Dr. Matthew told the media: “In the beginning, our intention came from the idea of brainstorming. It seemed rather stupid. We must know that the spinal cord is one of the most esoteric organs in the human body. There is currently no way to disconnect and reconnect the brain and spinal cord, And this is one of the most difficult bottlenecks in head transplant surgery. But then I realized that we had entered into a misunderstanding. If the brain and spinal cord are kept together when transplanting the brain, the head transplant can be successful. The idea of severing the spinal cord is very absurd.”
He further added that “We will remove the spine first, so that the entire brain, spinal cord, and lumbosacral region can be put into a new body. To completely remove the dura mater (the protective membrane of the spinal cord) without making a hole Difficult, this requires some technological progress, but it may happen in the next 10 years.”
However, this potential operation did sound some ethical alarm bells
In April 2015, computer scientist Valery Spiridonov announced that he would be the first volunteer to undergo a head transplant.
The president of the American Association of Neurosurgeons, Dr. Hunter Batjer, has previously stated that transplantation may lead to the worst fate imaginable.
He said: “I don’t want anyone to do this, and I won’t allow anyone to do this to me, because there are many things worse than death.”
In April 2015, computer scientist Valery Spiridonov got into a wheelchair due to muscular dystrophy. One day he would die due to the disease. He announced that he would be the first to receive a head transplant. Volunteers for surgery.
Since experts have been working hard to study what needs to be done to ensure the survival of the patient, the operation has been delayed and will be in charge of the neurosurgeon Dr. Sergio Canavero, who is called the Frankenstein in real life.
Dr. Canavero previously declared that he was ready for surgery and insisted that he had successfully cut and reconnected the spinal cords of nine mice.
Dr. Canavero and a team of Chinese doctors cut the spinal cords of 15 mice and tried to reconnect the spinal cords of 9 of them. The other 6 mice were used as comparative test subjects.
The team used polyethylene glycol found in drugs and polyethylene glycol found in industrial processes to fix the spinal cord while trying to minimize blood loss.
According to a report in the journal “Central Nervous Science and Therapeutics”, all mice that had their heads changed survived an amazing 30 days after the experiment.

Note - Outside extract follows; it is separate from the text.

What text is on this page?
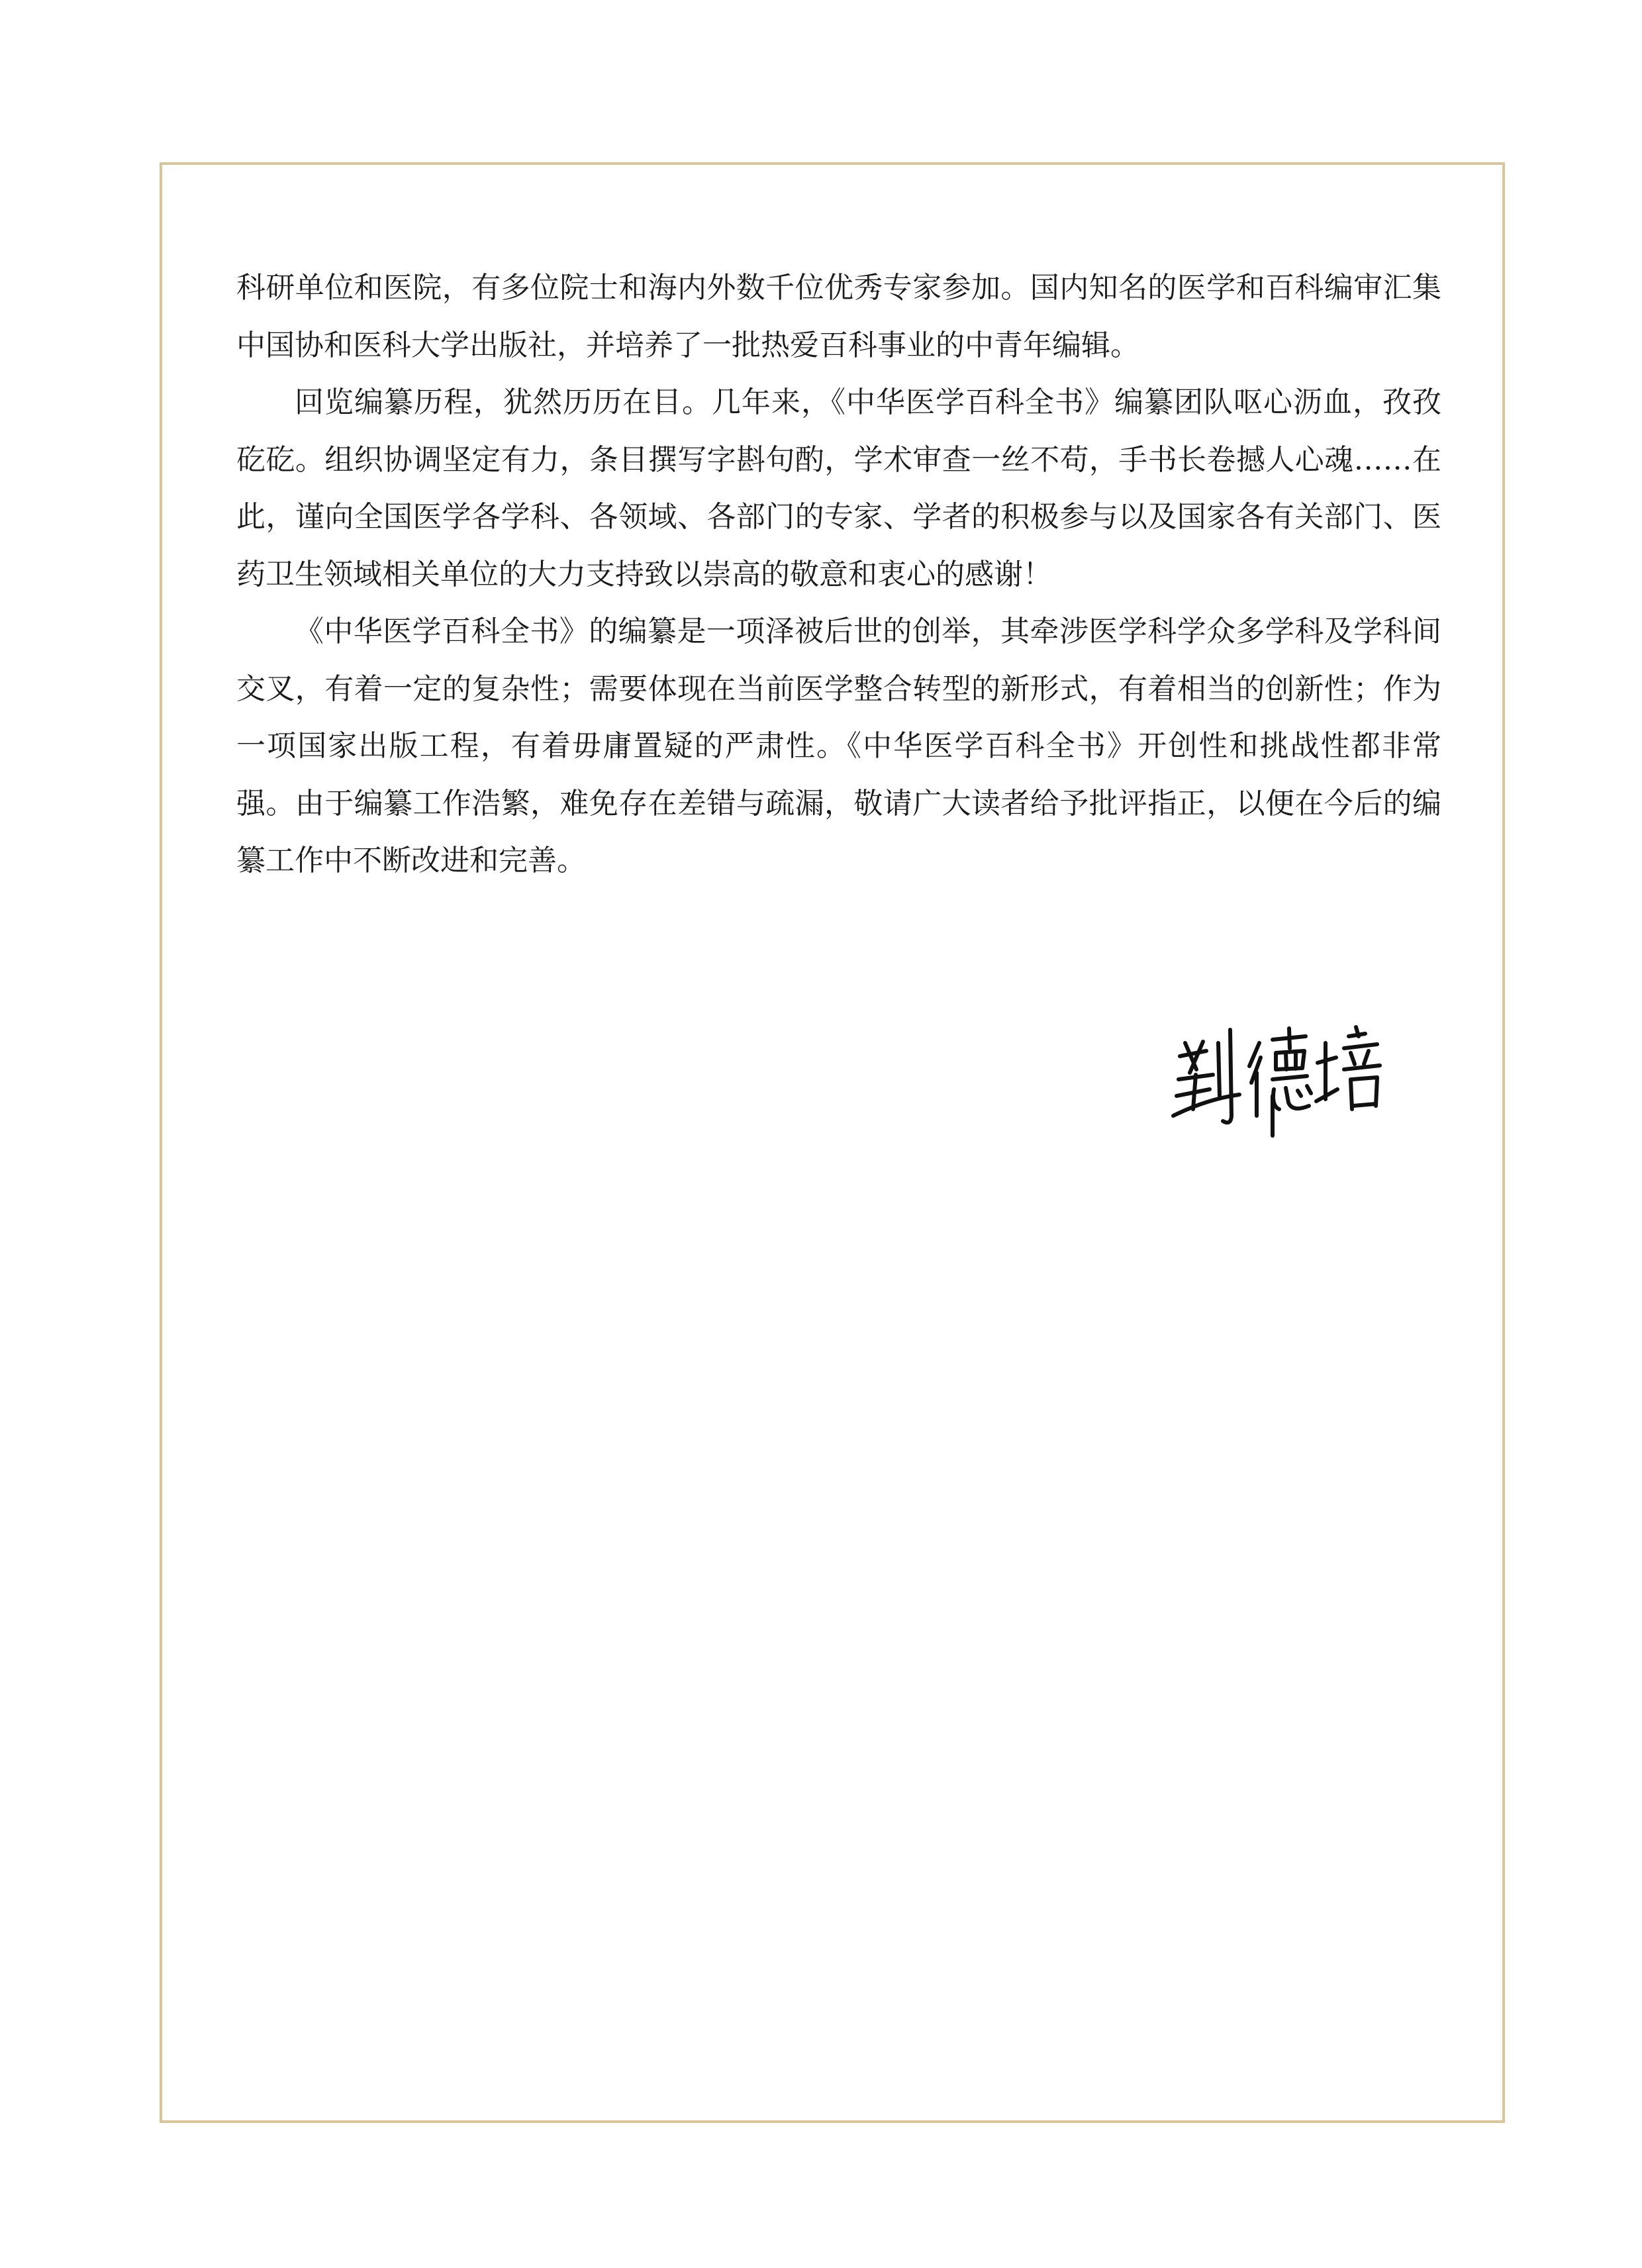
科研单位和医院，有多位院士和海内外数千位优秀专家参加。国内知名的医学和百科编审汇集中国协和医科大学出版社，并培养了一批热爱百科事业的中青年编辑。

回览编纂历程，犹然历历在目。几年来，《中华医学百科全书》编纂团队呕心沥血，孜孜矻矻。组织协调坚定有力，条目撰写字斟句酌，学术审查一丝不苟，手书长卷撼人心魂……在此，谨向全国医学各学科、各领域、各部门的专家、学者的积极参与以及国家各有关部门、医药卫生领域相关单位的大力支持致以崇高的敬意和衷心的感谢！

《中华医学百科全书》的编纂是一项泽被后世的创举，其牵涉医学科学众多学科及学科间交叉，有着一定的复杂性；需要体现在当前医学整合转型的新形式，有着相当的创新性；作为一项国家出版工程，有着毋庸置疑的严肃性。《中华医学百科全书》开创性和挑战性都非常强。由于编纂工作浩繁，难免存在差错与疏漏，敬请广大读者给予批评指正，以便在今后的编纂工作中不断改进和完善。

These mice were obviously able to walk again and resume basic motor functions, and the researchers said that two of them returned to a “basically normal” state.
However, we must know that there are still big differences between humans and mice, and there must be a long way to go before the human body “head-changing” surgery.
Regardless of ethical constraints, I believe that head replacement surgery will definitely become a reality shortly because the development of human technology will never be stagnated due to ethical constraints.